Wipe the gunk out of your eyes
Posted Oct 4, 2007 6:43 UTC (Thu) by
mingo (subscriber, #31122)
In reply to:
Wipe the gunk out of your eyes by filker0
Parent article:
Memory part 2: CPU caches
Yes, we're stuck with the i86 lineage, and we will suffer performance ceilings because of it.
Yes - but this statement ignores the complete economic picture: it's not just the hardware that matters, but the total stack that is in a computing solution. Nobody buys just the raw hardware - the software is an inextractable part of the equation.
So once you take the cost of writing and supporting software into account too, applied to general computing problems that computers are used for, you will realize that today the hardware is not the main limiting factor but humans are. Most software is running a few orders of magnitude slower than it could run on the hardware.
The platform that is slightly slower but offers superior programmability - especially for something as hard to grok for humans as parallelism and/or cache coherency - will continue to be the most economic choice in all mainstream uses of computers. (and will continue to use the resources it earns from the mainstream to chip away on most of the remaining niches)
The trick is to maintain the right balance between programmability of a platform and raw physical performance - and the x86 space has done that pretty well over the years. (combined with the fact that the x86 instruction set has become a de-facto bytecode - so RISC never had a chance even technologically.)

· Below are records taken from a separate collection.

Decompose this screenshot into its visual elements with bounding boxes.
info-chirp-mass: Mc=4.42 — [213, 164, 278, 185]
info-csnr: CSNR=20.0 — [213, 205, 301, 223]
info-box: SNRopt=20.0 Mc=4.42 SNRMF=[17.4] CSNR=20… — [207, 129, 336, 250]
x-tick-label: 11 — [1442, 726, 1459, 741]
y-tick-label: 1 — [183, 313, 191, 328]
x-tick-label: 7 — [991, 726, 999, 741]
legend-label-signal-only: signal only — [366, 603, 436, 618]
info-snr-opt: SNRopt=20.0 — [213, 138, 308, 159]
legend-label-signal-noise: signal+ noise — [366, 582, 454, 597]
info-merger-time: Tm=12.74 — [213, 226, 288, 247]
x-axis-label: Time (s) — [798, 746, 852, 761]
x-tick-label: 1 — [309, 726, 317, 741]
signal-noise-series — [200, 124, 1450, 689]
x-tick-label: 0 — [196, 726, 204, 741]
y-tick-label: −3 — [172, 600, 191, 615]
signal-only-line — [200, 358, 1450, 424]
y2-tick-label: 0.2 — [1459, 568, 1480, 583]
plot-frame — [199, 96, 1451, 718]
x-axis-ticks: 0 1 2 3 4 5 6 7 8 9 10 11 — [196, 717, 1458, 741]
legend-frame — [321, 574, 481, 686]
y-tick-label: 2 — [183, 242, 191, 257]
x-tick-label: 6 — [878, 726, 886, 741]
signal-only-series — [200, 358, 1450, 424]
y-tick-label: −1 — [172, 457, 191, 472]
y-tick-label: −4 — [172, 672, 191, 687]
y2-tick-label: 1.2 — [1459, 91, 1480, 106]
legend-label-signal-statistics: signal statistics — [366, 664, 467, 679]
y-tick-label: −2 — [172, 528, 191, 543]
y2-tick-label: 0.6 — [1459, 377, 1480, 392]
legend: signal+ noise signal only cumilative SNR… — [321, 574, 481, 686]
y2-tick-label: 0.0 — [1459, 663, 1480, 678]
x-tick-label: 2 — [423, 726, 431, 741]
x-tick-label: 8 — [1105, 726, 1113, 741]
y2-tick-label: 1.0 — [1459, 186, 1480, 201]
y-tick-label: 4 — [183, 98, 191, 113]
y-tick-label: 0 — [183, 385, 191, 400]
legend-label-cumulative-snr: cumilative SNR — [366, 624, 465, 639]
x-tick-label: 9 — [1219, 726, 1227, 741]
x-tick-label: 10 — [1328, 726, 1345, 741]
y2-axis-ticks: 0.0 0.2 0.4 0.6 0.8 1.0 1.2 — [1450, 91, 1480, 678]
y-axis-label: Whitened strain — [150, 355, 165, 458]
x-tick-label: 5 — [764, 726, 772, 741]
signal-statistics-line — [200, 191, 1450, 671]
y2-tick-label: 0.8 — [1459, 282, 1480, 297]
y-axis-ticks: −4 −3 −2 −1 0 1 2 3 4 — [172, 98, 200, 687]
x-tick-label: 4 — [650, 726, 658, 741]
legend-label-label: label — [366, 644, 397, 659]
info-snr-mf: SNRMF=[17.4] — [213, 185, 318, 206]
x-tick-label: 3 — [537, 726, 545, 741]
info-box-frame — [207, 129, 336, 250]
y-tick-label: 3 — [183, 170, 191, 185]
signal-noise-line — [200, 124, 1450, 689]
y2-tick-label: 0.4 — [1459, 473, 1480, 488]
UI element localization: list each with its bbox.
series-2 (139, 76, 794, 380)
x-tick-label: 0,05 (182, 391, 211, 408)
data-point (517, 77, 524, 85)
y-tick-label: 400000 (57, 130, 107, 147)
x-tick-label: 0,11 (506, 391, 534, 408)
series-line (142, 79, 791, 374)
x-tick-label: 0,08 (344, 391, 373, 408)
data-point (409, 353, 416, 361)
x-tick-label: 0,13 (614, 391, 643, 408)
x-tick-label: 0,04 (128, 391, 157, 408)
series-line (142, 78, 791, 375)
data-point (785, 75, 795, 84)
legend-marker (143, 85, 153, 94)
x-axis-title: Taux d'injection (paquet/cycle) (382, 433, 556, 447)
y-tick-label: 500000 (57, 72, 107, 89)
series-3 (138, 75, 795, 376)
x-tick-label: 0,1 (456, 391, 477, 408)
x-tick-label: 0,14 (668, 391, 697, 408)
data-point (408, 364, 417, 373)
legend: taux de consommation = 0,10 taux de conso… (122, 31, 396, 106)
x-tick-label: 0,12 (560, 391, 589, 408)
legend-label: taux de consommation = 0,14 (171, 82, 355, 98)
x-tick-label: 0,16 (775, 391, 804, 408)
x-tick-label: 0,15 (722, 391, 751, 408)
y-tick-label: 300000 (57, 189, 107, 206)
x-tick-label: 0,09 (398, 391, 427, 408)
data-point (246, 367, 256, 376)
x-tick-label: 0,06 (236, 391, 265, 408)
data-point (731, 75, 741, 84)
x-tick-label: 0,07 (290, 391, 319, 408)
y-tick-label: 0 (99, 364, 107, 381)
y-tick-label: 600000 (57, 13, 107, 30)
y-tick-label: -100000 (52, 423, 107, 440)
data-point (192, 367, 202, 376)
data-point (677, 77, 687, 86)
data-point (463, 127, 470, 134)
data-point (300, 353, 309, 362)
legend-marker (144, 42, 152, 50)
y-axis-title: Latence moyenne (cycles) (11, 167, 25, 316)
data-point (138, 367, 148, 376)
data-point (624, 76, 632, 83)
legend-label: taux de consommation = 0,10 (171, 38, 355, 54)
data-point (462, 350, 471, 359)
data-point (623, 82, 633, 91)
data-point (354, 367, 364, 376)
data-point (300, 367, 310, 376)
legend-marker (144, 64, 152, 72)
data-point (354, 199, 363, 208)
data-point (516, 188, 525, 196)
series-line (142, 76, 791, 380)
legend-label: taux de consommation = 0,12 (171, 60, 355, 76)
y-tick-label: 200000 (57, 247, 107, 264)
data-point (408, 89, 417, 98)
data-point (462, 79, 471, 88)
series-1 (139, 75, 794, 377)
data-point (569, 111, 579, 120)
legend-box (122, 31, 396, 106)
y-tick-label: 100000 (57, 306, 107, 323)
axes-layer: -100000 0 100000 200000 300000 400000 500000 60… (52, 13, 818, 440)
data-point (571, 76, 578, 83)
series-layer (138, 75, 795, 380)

(If only performance mattered then customers would buy hardware by sending complete chip designs and hard disk images to manufacturers, optimized to their business problem, which would then be assembled from scratch. There would be no uniform 'instruction set' per se. We are still decades (or more) away from being able to transform arbitrary, abstract business problems into actual hardware in such a pervasive way, without having any common platform layered between them. The moment you have even just a single persistent layer between the business problem and the hardware (be that layer controlled by the customer or by a manufacturer or by the market), platform thinking takes over and raw performance takes a backseat.)